# Thread: Integration not necessary for volume question?

1. ## Integration not necessary for volume question?

Here is the question:

Determine the volume of a solid generated by rotating the triangle with vertices (0,0), (2,0), (1,1) about the line x = 2.

Now, I took the integral route, using the "washer" method (adding the "slices" from y = 0 to 1) and got an answer of 2*pi.

I also noticed that due to the simplicity of the triangle, we can interpret the distance from (0,0) to (1,1) and (1,1) to (2,0) to be sqrt(2) for each line segment. From that, the area of the triangle is [(sqrt(2))^2]/2 = 2/2 = 1

Then, looking at this 2-dimensional triangle "from above", we can multiply the area by 2*pi, resulting in a volume of 2*pi for the solid. A more or less obvious observation, I know, but I thought it might be nice to share this.

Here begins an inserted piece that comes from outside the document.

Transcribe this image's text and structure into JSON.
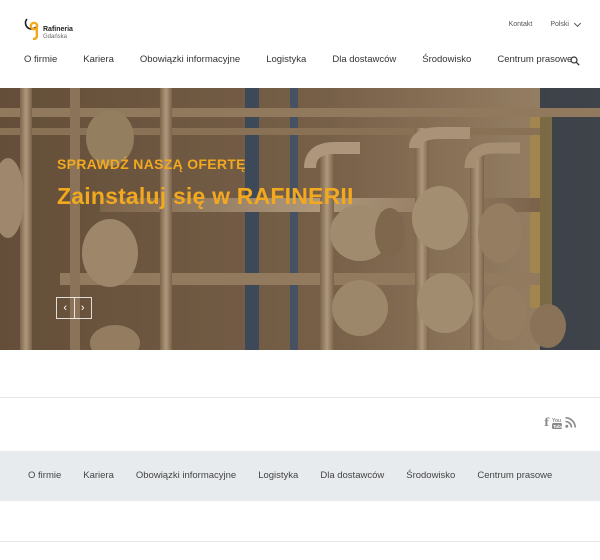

Also, if anyone can confirm that the volume is indeed 2*pi, I'd be very grateful!

2. Originally Posted by Tulki
Here is the question:

Determine the volume of a solid generated by rotating the triangle with vertices (0,0), (2,0), (1,1) about the line x = 2.

Now, I took the integral route, using the "washer" method (adding the "slices" from y = 0 to 1) and got an answer of 2*pi.

I also noticed that due to the simplicity of the triangle, we can interpret the distance from (0,0) to (1,1) and (1,1) to (2,0) to be sqrt(2) for each line segment. From that, the area of the triangle is [(sqrt(2))^2]/2 = 2/2 = 1

Then, looking at this 2-dimensional triangle "from above", we can multiply the area by 2*pi, resulting in a volume of 2*pi for the solid. A more or less obvious observation, I know, but I thought it might be nice to share this.

Also, if anyone can confirm that the volume is indeed 2*pi, I'd be very grateful!
The solid in question is a frustrum of a cone where a smaller cone was drilled out from the top. (See attachment)

With you example you know about the frustrum:
$r_1 = 2,~ r_2 = 1,~ h= 1$

Then the volume of the frustrum is:

$V_{fc} = \tfrac13 \cdot \pi\cdot h(r_1^2+r_2^2+r_1 r_2)$

The demensions of the cone are:

$r = 1,~ h=1$

The volume of the cone is

$V_{cone} = \tfrac13 \cdot \pi \cdot r^2 \cdot h$

Plug in these values to determine the volume.

The final result is indeed $V = 2\pi$

Originally Posted by Tulki
...

Then, looking at this 2-dimensional triangle "from above", we can multiply the area by 2*pi, resulting in a volume of 2*pi for the solid. A more or less obvious observation, I know, but I thought it might be nice to share this. <<<<<<<< You have used here (incorrectly!) Pappus 2nd theorem (or as I'm used to call it Guldin's rule). Your result is correct (by accident and by sheer luck)

...
Have a look here: Solid of revolution - Wikipedia, the free encyclopedia

4. Luckily I did not actually use Guldin's theorem for the question, and instead used the integral "washer" method to obtain the volume.